I have learned to confront and subdue my inner paranoid fanatic that can't help feeling victimized every time something goes bad for my team. But that lunatic is still in there somewhere, far from dead. I had dared to dream of a win and continued success through the rest of a treacherous December schedule, followed by running the table in the Horizon League. I never drank the kool-aid. I never thought it was in the bag. But I did dare to hope. More than that, I dared to covet. I am extremely envious of what Butler accomplished before they moved up to the A-10 - in fact I plan to return to Chaifetz Arena when Butler comes to town to see how that match-up fares. I'm really curious to see how St. Louis handles the Havoc when VCU comes to town as well. Maybe I dared to expect. Valpo deserves some success, don't we?

That's why I'm a fan, and not a player. If I was a player, I'd be reduced to a blubbering mess a long time ago. I just don't have the heart of a player. I don't have the resiliency to keep coming back for more punishment with the same commitment that was brimming before any games were played. I am privileged to be able, from time to time, to be entertained by those who do have that resiliency.
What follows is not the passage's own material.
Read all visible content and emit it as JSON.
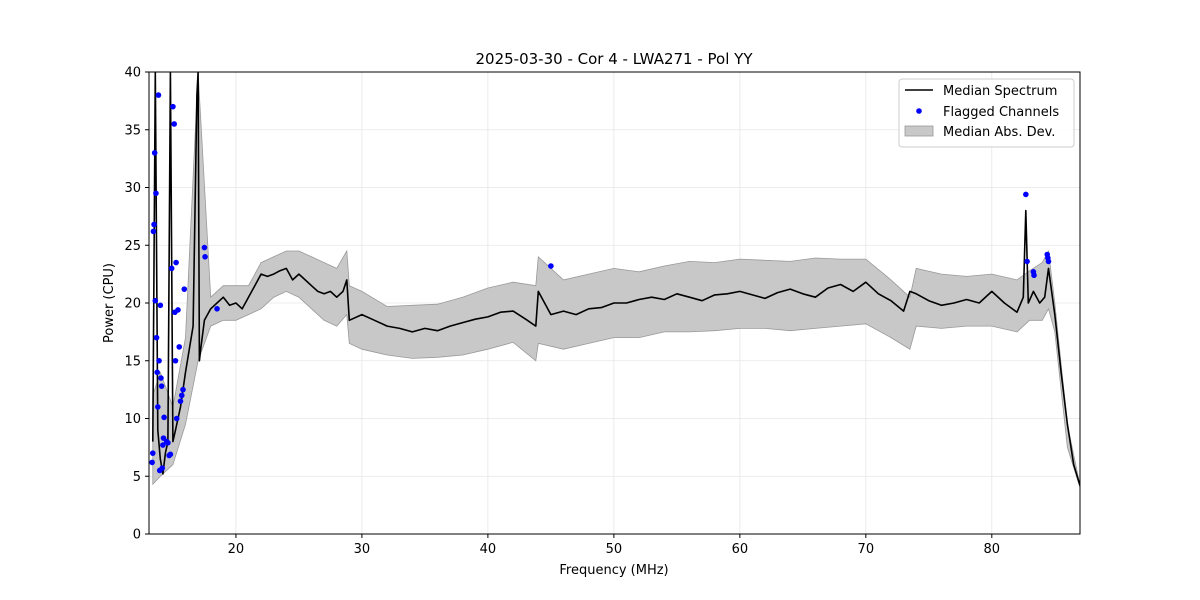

I get to watch them struggle, hurt, lose, win, and keep coming back for more, even in the midst of sorrow and injury.

It's almost as if Life is in charge, and it has something wonderful to show us.

at SAINT LOUIS 62, VALPARAISO 49
12/02/2012


VALPARAISO 5-2 (0-0) -- R. Broekhoff 4-12 1-2 10; W. Bogan 1-5 0-0 3; E. Buggs 2-8 1-4 5; K. Van Wijk 2-5 6-6 10; M. Kenney 3-6 2-2 10; B. Boggs 1-2 2-2 5; J. Coleman 1-3 2-2 4; V. Fernandez 1-1 0-2 2; B. Capobianco 0-4 0-0 0; A. Rossi 0-0 0-0 0. Totals 15-46 14-20 49.
SAINT LOUIS 4-3 (0-0) -- J. Jett 5-7 4-8 14; D. Evans 5-6 7-7 17; M. McCall Jr. 3-5 3-4 10; C. Ellis 2-6 3-4 9; C. Remekun 1-4 0-2 2; J. Barnett 1-2 0-0 3; R. Loe 1-3 0-0 2; J. Manning 2-3 1-2 5. Totals 20-36 18-27 62.

Three-point goals: VALP 5-21 (W. Bogan 1-5; E. Buggs 0-4; J. Coleman 0-1; B. Boggs 1-2; B. Capobianco 0-2; M. Kenney 2-2; R. Broekhoff 1-4; K. Van Wijk 0-1), SLU 4-9 (C. Ellis 2-3; J. Barnett 1-2; J. Jett 0-1; R. Loe 0-1; M. McCall 1-2); Rebounds: VALP 24 (R. Broekhoff 7), SLU 25 (J. Jett 6); Assists: VALP 6 (E. Buggs 4), SLU 12 (J. Jett 7); Total Fouls -- VALP 24, SLU 16; Fouled Out: VALP-E. Buggs; SLU-None.